Economía

Ecuatorianos gastan de su bolsillo más $132 millones anuales para suplir el desabastecimiento de medicinas en la red pública de salud

En el último año, ese gasto aumentó un 40% debido a que el nivel de aprovisionamiento está entre el 60% y 70%.

Según un documento elaborado por el Ministerio de Salud, y que fue uno de los sustentos para la declaratoria de emergencia en el sector, el desabastecimiento de medicinas tiene una afectación económica directa para los pacientes y sus familias.

Esto se debe a que tiene que asumir, como gasto de bolsillo, buena parte de los componentes de las recetas para tratar sus patologías

“Frente a un nivel de abastecimiento de un 69% y 70% en medicamentos y dispositivos médicos, respectivamente, es previsible que se genere una reducción de la oferta de servicios de salud y como un resultado un gasto de bolsillo que ascenderá a $132,12 millones hasta finalizar 2022”, puntualiza el documento.

Ese nivel de gasto de bolsillo es 40,63% más que los $94 millones que se registraban antes del actual Gobierno.

Rosa Suasnavas, trabajadora de limpieza en una empresa, comentó que por una atención luego de una caída tuvo que desembolsar más de $50 de su bolsillo en un hospital público.

“Dicen que no tiene cosas básicas como analgésicos, pero la verdad es que si tienen, aunque prefieren guardarse para casos más graves. A la gente con enfermedades graves le toca padecer por conseguir lo que necesita para el tratamiento”, dijo.

Solo entre $50 y $100 de gasto para comprar lo que hace falta representa hasta más del 20% del presupuesto mensual para 8 de cada 10 ecuatorianos que ganan hasta $490. Si se sube el nivel de ingresos hasta $750 (90% de la población), el peso de ese gasto llega a más del 13%.

Dinero público
El problema del sistema de salud pública se viene acumulando y empeorando desde hace más de 8 años, según Beatriz Chiriboga, médica internista y especialista en administración pública, quien recalcó que se gastó mucho en proyectos mal planificados y ejecutados. “Se subieron las coberturas y las presiones por más recursos, entre otros temas. Eso creó un hueco de inversión y gastos de más de $4.000 millones que se viene arrastrando”.

Por eso, a pesar de tener un presupuesto de casi $5.000 millones para 2022, ahora el dinero no alcanza para todas las necesidades desatendidas durante mucho tiempo.

“El programa, por ahora piloto, de externalización de las farmacias, tiene un buen potencial si va de la mano de una depuración de todo el sistema y cambios estructurales para que el fondo de salud del IESS tenga un real y completo financiamiento. Cada dólar librado de la corrupción y la ineficiencia es un dólar que se puede reducir del gasto de bolsillo de los ciudadanos”, apuntó.
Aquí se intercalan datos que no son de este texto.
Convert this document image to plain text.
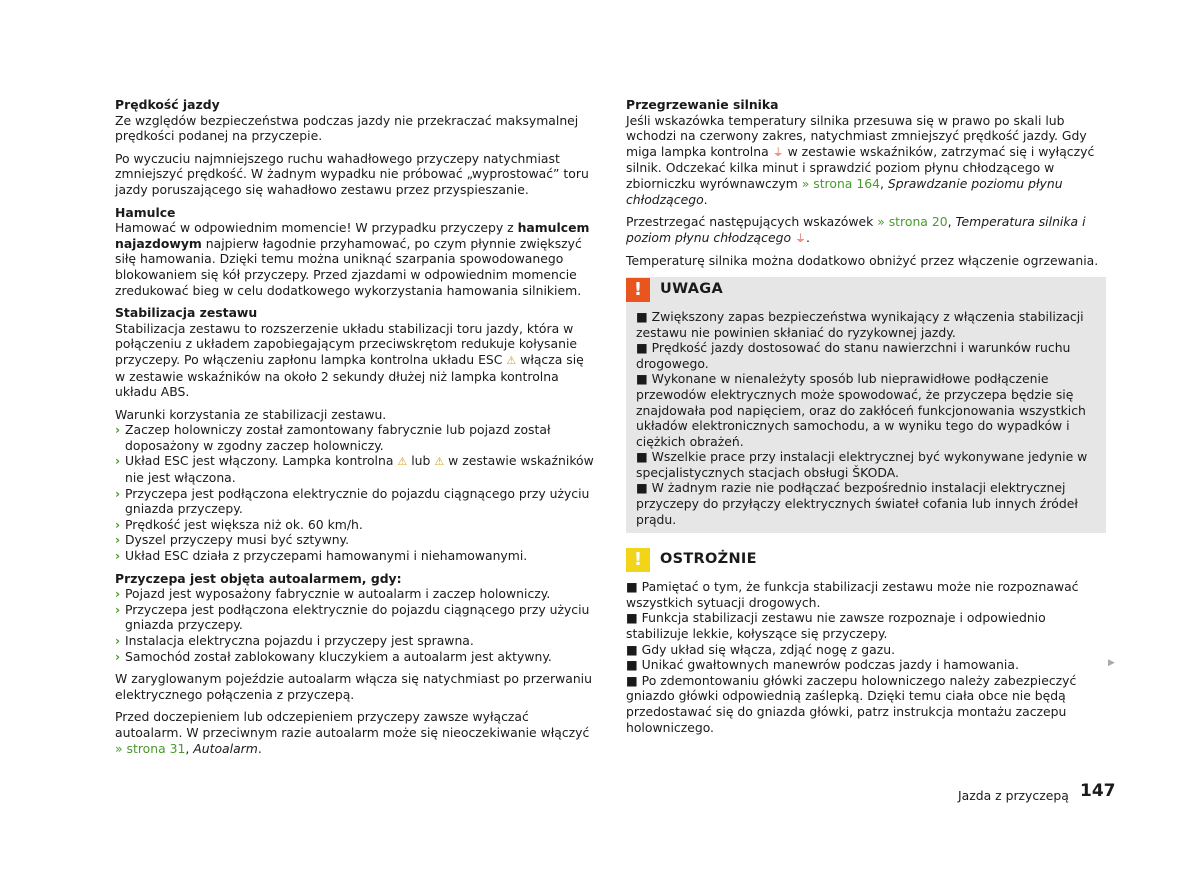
Prędkość jazdy

Ze względów bezpieczeństwa podczas jazdy nie przekraczać maksymalnej prędkości podanej na przyczepie.

Po wyczuciu najmniejszego ruchu wahadłowego przyczepy natychmiast zmniejszyć prędkość. W żadnym wypadku nie próbować „wyprostować” toru jazdy poruszającego się wahadłowo zestawu przez przyspieszanie.

Hamulce

Hamować w odpowiednim momencie! W przypadku przyczepy z hamulcem najazdowym najpierw łagodnie przyhamować, po czym płynnie zwiększyć siłę hamowania. Dzięki temu można uniknąć szarpania spowodowanego blokowaniem się kół przyczepy. Przed zjazdami w odpowiednim momencie zredukować bieg w celu dodatkowego wykorzystania hamowania silnikiem.

Stabilizacja zestawu

Stabilizacja zestawu to rozszerzenie układu stabilizacji toru jazdy, która w połączeniu z układem zapobiegającym przeciwskrętom redukuje kołysanie przyczepy. Po włączeniu zapłonu lampka kontrolna układu ESC ⚠ włącza się w zestawie wskaźników na około 2 sekundy dłużej niż lampka kontrolna układu ABS.

Warunki korzystania ze stabilizacji zestawu.

› Zaczep holowniczy został zamontowany fabrycznie lub pojazd został doposażony w zgodny zaczep holowniczy.
› Układ ESC jest włączony. Lampka kontrolna ⚠ lub ⚠ w zestawie wskaźników nie jest włączona.
› Przyczepa jest podłączona elektrycznie do pojazdu ciągnącego przy użyciu gniazda przyczepy.
› Prędkość jest większa niż ok. 60 km/h.
› Dyszel przyczepy musi być sztywny.
› Układ ESC działa z przyczepami hamowanymi i niehamowanymi.

Przyczepa jest objęta autoalarmem, gdy:

› Pojazd jest wyposażony fabrycznie w autoalarm i zaczep holowniczy.
› Przyczepa jest podłączona elektrycznie do pojazdu ciągnącego przy użyciu gniazda przyczepy.
› Instalacja elektryczna pojazdu i przyczepy jest sprawna.
› Samochód został zablokowany kluczykiem a autoalarm jest aktywny.

W zaryglowanym pojeździe autoalarm włącza się natychmiast po przerwaniu elektrycznego połączenia z przyczepą.

Przed doczepieniem lub odczepieniem przyczepy zawsze wyłączać autoalarm. W przeciwnym razie autoalarm może się nieoczekiwanie włączyć » strona 31, Autoalarm.

Przegrzewanie silnika

Jeśli wskazówka temperatury silnika przesuwa się w prawo po skali lub wchodzi na czerwony zakres, natychmiast zmniejszyć prędkość jazdy. Gdy miga lampka kontrolna ⏚ w zestawie wskaźników, zatrzymać się i wyłączyć silnik. Odczekać kilka minut i sprawdzić poziom płynu chłodzącego w zbiorniczku wyrównawczym » strona 164, Sprawdzanie poziomu płynu chłodzącego.

Przestrzegać następujących wskazówek » strona 20, Temperatura silnika i poziom płynu chłodzącego ⏚.

Temperaturę silnika można dodatkowo obniżyć przez włączenie ogrzewania.

!	UWAGA
■ Zwiększony zapas bezpieczeństwa wynikający z włączenia stabilizacji zestawu nie powinien skłaniać do ryzykownej jazdy.
■ Prędkość jazdy dostosować do stanu nawierzchni i warunków ruchu drogowego.
■ Wykonane w nienależyty sposób lub nieprawidłowe podłączenie przewodów elektrycznych może spowodować, że przyczepa będzie się znajdowała pod napięciem, oraz do zakłóceń funkcjonowania wszystkich układów elektronicznych samochodu, a w wyniku tego do wypadków i ciężkich obrażeń.
■ Wszelkie prace przy instalacji elektrycznej być wykonywane jedynie w specjalistycznych stacjach obsługi ŠKODA.
■ W żadnym razie nie podłączać bezpośrednio instalacji elektrycznej przyczepy do przyłączy elektrycznych świateł cofania lub innych źródeł prądu.
!	OSTROŻNIE
■ Pamiętać o tym, że funkcja stabilizacji zestawu może nie rozpoznawać wszystkich sytuacji drogowych.
■ Funkcja stabilizacji zestawu nie zawsze rozpoznaje i odpowiednio stabilizuje lekkie, kołyszące się przyczepy.
■ Gdy układ się włącza, zdjąć nogę z gazu.
■ Unikać gwałtownych manewrów podczas jazdy i hamowania.
■ Po zdemontowaniu główki zaczepu holowniczego należy zabezpieczyć gniazdo główki odpowiednią zaślepką. Dzięki temu ciała obce nie będą przedostawać się do gniazda główki, patrz instrukcja montażu zaczepu holowniczego.
▶
Jazda z przyczepą 147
LA HORA consultó al IESS sobre qué medidas se han tomado y tomarán para optimizar los recursos escasos que tienen; además de cómo se lucha contra la corrupción en procesos y contrataciones. Sin embargo, hasta el cierre de esta edición no ha habido respuesta.

Antes de su viaje a Panamá y Estados Unidos para tener reuniones con organismos multilaterales, el ministro de Economía, Pablo Arosemena, aseguró que se han establecido planes de pago para cubrir, al menos en parte, los recursos faltantes en el sistema público de salud.

Así, se prevé un primer desembolso adicional de $100 millones al Ministerio de Salud y otros $140 millones para pagar prestadores externos en el IESS. (JS)

Solo 8% de la Población Económicamente Activa tiene un seguro privado de salud o vida en Ecuador.
Ecuador está en el cuarto puesto en el gasto de bolsillo en salud
Según un estudio del Observatorio del Gasto Público de la Comisión Económica para América Latina y el Caribe (Cepal), Ecuador es cuarto país de la región donde las personas tienen que sacar más dinero de su bolsillo para conseguir una atención de salud medianamente adecuada.

Venezuela y Guatemala encabezan la lista con un gasto directo de los ciudadanos de entre 84,33% y 62,22% de la receta o procedimiento en el sistema público. En tercer lugar, está Paraguay con el 52%. En el caso de Ecuador, el gasto de bolsillo llega hasta el 45% del costo del servicio público.

“El gasto que sale de los decrecientes presupuestos familiares se va a la adquisición de medicamentos, copagos, consultas en el sistema privado, compra de insumos, tasas de seguros privados, deducibles, entre otros”, dice el estudio.

El problema se agrava porque al no tener el dinero suficiente para atenderse en el sector privado, más del 60% de las familias posponen las citas médicas, los exámenes y las atenciones. Esta realidad da como resultado que cada vez más personas acudan al médico cuando sus enfermedades están muy avanzadas y tienen complicaciones graves.